Yeah, I thought the same thing when I read that. In the technical field the word "HYPERLINK" has a very specific and limited meaning, one that might be lost on even a New York Times journalist. To skilled, trained technical professionals, the first question that pops into our mind it "hyperlinked to what? a picture of a doggy or a kitty cat? who cares?"
You can sense what the article it alluding to though. Other phone numbers.
The implication then becomes: okay, cops are applying Bayesian probability algorithms to their investigations, in other words they're working with "maybe's", and not "definitely's"...
This is fine when you can identify that so and so received a call from a person using a stolen telephone on January 1st, and spoke for 120 minutes. You go and ask that person: "Who called you?"

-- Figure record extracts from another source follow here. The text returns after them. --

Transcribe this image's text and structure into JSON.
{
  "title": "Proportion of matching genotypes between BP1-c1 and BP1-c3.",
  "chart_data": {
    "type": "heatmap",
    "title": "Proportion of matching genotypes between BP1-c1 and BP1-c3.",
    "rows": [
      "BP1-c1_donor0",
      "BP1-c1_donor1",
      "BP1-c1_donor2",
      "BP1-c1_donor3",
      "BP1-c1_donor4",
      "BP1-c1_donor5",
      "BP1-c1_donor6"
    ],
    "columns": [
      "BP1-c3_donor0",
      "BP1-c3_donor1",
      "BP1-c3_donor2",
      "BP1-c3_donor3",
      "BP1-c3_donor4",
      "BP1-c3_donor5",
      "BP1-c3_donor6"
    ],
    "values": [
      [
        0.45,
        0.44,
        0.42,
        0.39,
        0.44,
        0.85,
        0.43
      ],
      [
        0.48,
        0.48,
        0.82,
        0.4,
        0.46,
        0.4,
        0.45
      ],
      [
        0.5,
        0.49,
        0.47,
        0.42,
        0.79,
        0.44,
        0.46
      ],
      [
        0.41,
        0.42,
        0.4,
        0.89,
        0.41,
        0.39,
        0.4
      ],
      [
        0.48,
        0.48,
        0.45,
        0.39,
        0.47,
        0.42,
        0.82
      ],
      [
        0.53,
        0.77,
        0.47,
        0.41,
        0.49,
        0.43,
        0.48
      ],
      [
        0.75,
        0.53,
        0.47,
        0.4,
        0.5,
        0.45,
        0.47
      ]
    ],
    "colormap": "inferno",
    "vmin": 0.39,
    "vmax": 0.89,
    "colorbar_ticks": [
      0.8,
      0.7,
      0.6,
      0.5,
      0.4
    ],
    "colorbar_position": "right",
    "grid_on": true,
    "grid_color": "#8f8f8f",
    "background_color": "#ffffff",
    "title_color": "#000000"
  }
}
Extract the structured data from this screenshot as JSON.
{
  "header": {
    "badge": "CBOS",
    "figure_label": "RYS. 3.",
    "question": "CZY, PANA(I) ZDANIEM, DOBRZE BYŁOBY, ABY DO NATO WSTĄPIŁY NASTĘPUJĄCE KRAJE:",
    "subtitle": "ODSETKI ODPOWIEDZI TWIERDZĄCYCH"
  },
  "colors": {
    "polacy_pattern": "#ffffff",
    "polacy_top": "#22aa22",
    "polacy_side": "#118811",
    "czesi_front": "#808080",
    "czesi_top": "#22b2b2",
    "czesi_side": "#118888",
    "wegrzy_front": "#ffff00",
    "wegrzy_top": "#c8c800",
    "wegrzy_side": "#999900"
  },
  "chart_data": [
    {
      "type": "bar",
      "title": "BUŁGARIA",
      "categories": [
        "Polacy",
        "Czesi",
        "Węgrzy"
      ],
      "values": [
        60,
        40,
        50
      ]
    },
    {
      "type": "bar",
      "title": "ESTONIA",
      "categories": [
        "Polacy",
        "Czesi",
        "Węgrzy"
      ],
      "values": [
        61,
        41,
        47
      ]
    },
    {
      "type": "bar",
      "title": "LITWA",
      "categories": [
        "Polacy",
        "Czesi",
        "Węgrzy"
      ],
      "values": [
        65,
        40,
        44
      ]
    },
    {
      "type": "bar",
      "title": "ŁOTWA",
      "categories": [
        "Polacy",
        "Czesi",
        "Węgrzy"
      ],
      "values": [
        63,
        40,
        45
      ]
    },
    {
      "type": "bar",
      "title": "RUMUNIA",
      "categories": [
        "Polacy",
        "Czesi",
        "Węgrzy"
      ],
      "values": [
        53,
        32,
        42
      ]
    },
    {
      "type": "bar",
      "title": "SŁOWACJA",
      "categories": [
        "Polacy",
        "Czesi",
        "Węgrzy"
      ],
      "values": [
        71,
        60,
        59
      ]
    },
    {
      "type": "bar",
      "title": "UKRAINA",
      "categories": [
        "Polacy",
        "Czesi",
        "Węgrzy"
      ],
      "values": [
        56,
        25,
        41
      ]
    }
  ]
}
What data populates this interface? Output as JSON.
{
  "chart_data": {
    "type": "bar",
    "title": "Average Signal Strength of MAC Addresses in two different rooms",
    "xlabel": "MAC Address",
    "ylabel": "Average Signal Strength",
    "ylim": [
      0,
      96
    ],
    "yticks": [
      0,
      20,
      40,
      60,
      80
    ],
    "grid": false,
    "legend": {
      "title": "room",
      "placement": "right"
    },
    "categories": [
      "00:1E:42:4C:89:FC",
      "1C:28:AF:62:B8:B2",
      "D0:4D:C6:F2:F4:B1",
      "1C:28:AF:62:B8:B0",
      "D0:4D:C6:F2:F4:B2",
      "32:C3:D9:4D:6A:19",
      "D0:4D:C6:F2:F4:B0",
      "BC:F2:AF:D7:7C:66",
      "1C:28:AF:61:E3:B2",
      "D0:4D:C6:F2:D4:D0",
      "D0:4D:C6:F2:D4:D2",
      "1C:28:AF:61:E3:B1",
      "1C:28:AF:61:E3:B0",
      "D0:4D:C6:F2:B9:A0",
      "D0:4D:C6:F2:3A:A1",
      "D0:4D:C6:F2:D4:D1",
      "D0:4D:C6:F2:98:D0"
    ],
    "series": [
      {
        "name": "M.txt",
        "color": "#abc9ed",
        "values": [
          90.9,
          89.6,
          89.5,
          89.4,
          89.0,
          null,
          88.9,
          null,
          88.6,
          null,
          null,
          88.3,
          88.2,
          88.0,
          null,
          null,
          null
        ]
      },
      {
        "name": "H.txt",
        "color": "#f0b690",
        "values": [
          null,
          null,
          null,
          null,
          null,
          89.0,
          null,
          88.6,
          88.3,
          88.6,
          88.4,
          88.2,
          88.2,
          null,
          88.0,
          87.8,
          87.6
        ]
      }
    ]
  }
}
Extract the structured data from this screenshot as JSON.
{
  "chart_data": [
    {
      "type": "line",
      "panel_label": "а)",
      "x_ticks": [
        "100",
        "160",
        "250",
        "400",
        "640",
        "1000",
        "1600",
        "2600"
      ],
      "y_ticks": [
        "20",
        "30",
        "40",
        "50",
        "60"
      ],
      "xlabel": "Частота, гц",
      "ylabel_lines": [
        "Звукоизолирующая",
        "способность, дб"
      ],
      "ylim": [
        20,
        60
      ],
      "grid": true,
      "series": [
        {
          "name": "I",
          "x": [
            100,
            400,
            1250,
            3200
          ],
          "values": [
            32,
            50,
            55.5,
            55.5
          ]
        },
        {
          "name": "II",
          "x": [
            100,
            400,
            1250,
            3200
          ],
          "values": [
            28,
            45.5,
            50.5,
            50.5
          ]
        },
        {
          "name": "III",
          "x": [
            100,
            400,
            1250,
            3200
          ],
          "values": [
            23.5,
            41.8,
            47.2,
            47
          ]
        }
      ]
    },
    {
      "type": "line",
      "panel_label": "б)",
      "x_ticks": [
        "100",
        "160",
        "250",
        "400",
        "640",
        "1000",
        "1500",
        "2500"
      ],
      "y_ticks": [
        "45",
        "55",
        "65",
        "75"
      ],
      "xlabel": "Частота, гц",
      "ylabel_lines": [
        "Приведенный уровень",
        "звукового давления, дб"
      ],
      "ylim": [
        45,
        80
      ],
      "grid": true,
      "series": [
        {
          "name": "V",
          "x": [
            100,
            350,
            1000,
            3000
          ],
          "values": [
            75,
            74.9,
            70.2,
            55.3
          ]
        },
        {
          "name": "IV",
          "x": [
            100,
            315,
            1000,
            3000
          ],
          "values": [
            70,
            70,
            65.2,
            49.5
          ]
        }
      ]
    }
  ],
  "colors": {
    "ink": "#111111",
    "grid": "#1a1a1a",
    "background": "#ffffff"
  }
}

But then, the concern grows out of: What if this is a death penalty case, because a murder was involved?
Did the person holding the phone KNOW that it was linked to a murder? Did the phone get stolen or was it dropped, and reported "lost/missing"? What if the person speaking from the stolen phone was at a party, and someone handed them the phone? How do they know who really stole it?
The second concern is: If I received a call from an unscrupulous pizza delivery boy, who used a stolen cell phone to tell me he's waiting downstairs with my pizza, does that mean MY number's now in the database, and do I now have a percentile ranking for criminal tendencies, since I have a penchant for pizza? Am I going to be put in a facial recognition database, and flagged for more frequent traffic stops, whenever my E-Z pass is detected at a toll plaza?
Is the system smart enough to ignore the receiver of the call, and prune those numbers from the database, anfter a case is closed, or gone cold? Can we trust them when they say "OF COURSE!!!"